This work addresses three key challenges in region-of-interest (ROI) analysis of histopathological images: cross-magnification domain shift, insufficient modeling of local–global relationships, and inadequate sensitivity to fine-grained diagnostic cues. To tackle these issues, the authors propose SSMamba, a self-supervised hybrid state space model that employs a two-stage learning paradigm—self-supervised pretraining followed by supervised fine-tuning. The approach introduces Mamba-based Masked Image Modeling (MAMIM) to mitigate domain shift, incorporates a Directional Multi-Scale (DMS) module to balance local and global feature representation, and integrates a Local-Perceptive Residual (LPR) module to enhance sensitivity to subtle pathological patterns.

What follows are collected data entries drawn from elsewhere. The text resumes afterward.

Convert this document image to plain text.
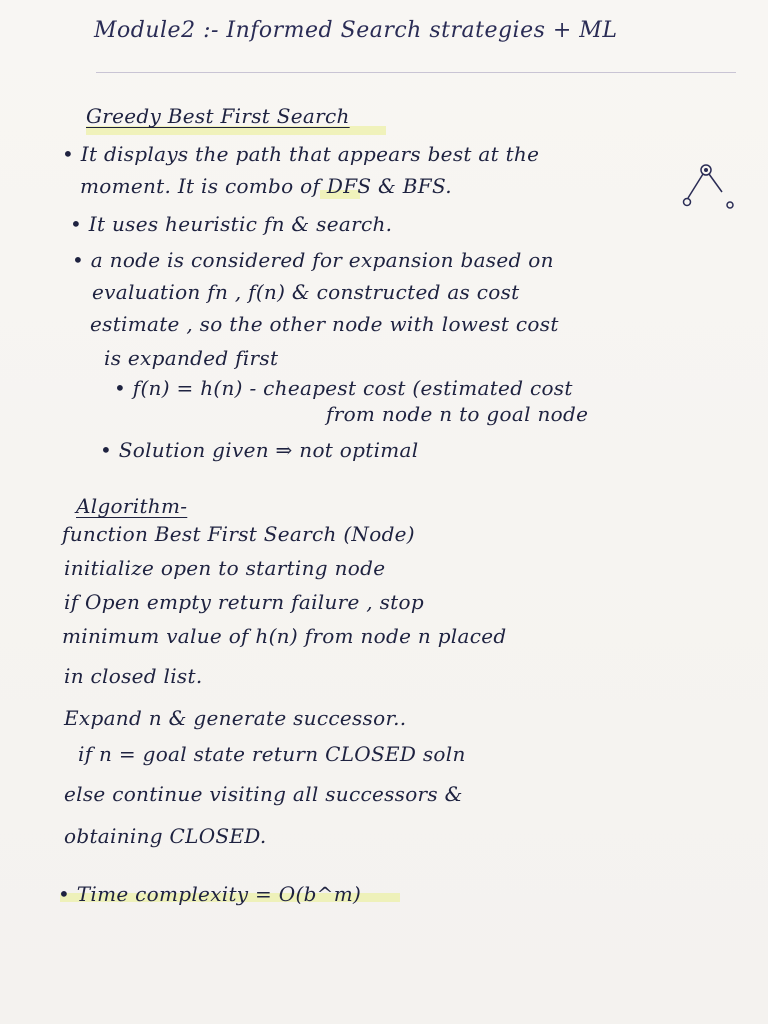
Module2 :- Informed Search strategies + ML
Greedy Best First Search
• It displays the path that appears best at the
moment. It is combo of DFS & BFS.
• It uses heuristic fn & search.
• a node is considered for expansion based on
evaluation fn , f(n) & constructed as cost
estimate , so the other node with lowest cost
is expanded first
• f(n) = h(n) - cheapest cost (estimated cost
from node n to goal node
• Solution given ⇒ not optimal
Algorithm-
function Best First Search (Node)
initialize open to starting node
if Open empty return failure , stop
minimum value of h(n) from node n placed
in closed list.
Expand n & generate successor..
if n = goal state return CLOSED soln
else continue visiting all successors &
obtaining CLOSED.
• Time complexity = O(b^m)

Evaluated on 10 ROI and 6 whole-slide image (WSI) public datasets, SSMamba outperforms 11 pathology foundation models and 8 state-of-the-art methods, demonstrating the efficacy and superiority of its task-specific architecture.

Pathological diagnosis is highly reliant on image analysis, where Regions of Interest (ROIs) serve as the primary basis for diagnostic evidence, while whole-slide image (WSI)-level tasks primarily capture aggregated patterns. To extract these critical morphological features, ROI-level Foundation Models (FMs) based on Vision Transformers (ViTs) and large-scale self-supervised learning (SSL) have been widely adopted. However, three core limitations remain in their application to ROI analysis: (1) cross-magnification domain shift, as fixed-scale pretraining hinders adaptation to diverse clinical settings; (2) inadequate local-global relationship modeling, wherein the ViT backbone of FMs suffers from high computational overhead and imprecise local characterization; (3) insufficient fine-grained sensitivity, as traditional self-attention mechanisms tend to overlook subtle diagnostic cues. To address these challenges, we propose SSMamba, a hybrid SSL framework that enables effective fine-grained feature learning without relying on large external datasets. This framework incorporates three domain-adaptive components: Mamba Masked Image Modeling (MAMIM) for mitigating domain shift, a Directional Multi-scale (DMS) module for balanced local-global modeling, and a Local Perception Residual (LPR) module for enhanced fine-grained sensitivity. Employing a two-stage pipeline, SSL pretraining on target ROI datasets followed by supervised fine-tuning (SFT), SSMamba outperforms 11 state-of-the-art (SOTA) pathological FMs on 10 public ROI datasets and surpasses 8 SOTA methods on 6 public WSI datasets. These results validate the superiority of task-specific architectural designs for pathological image analysis.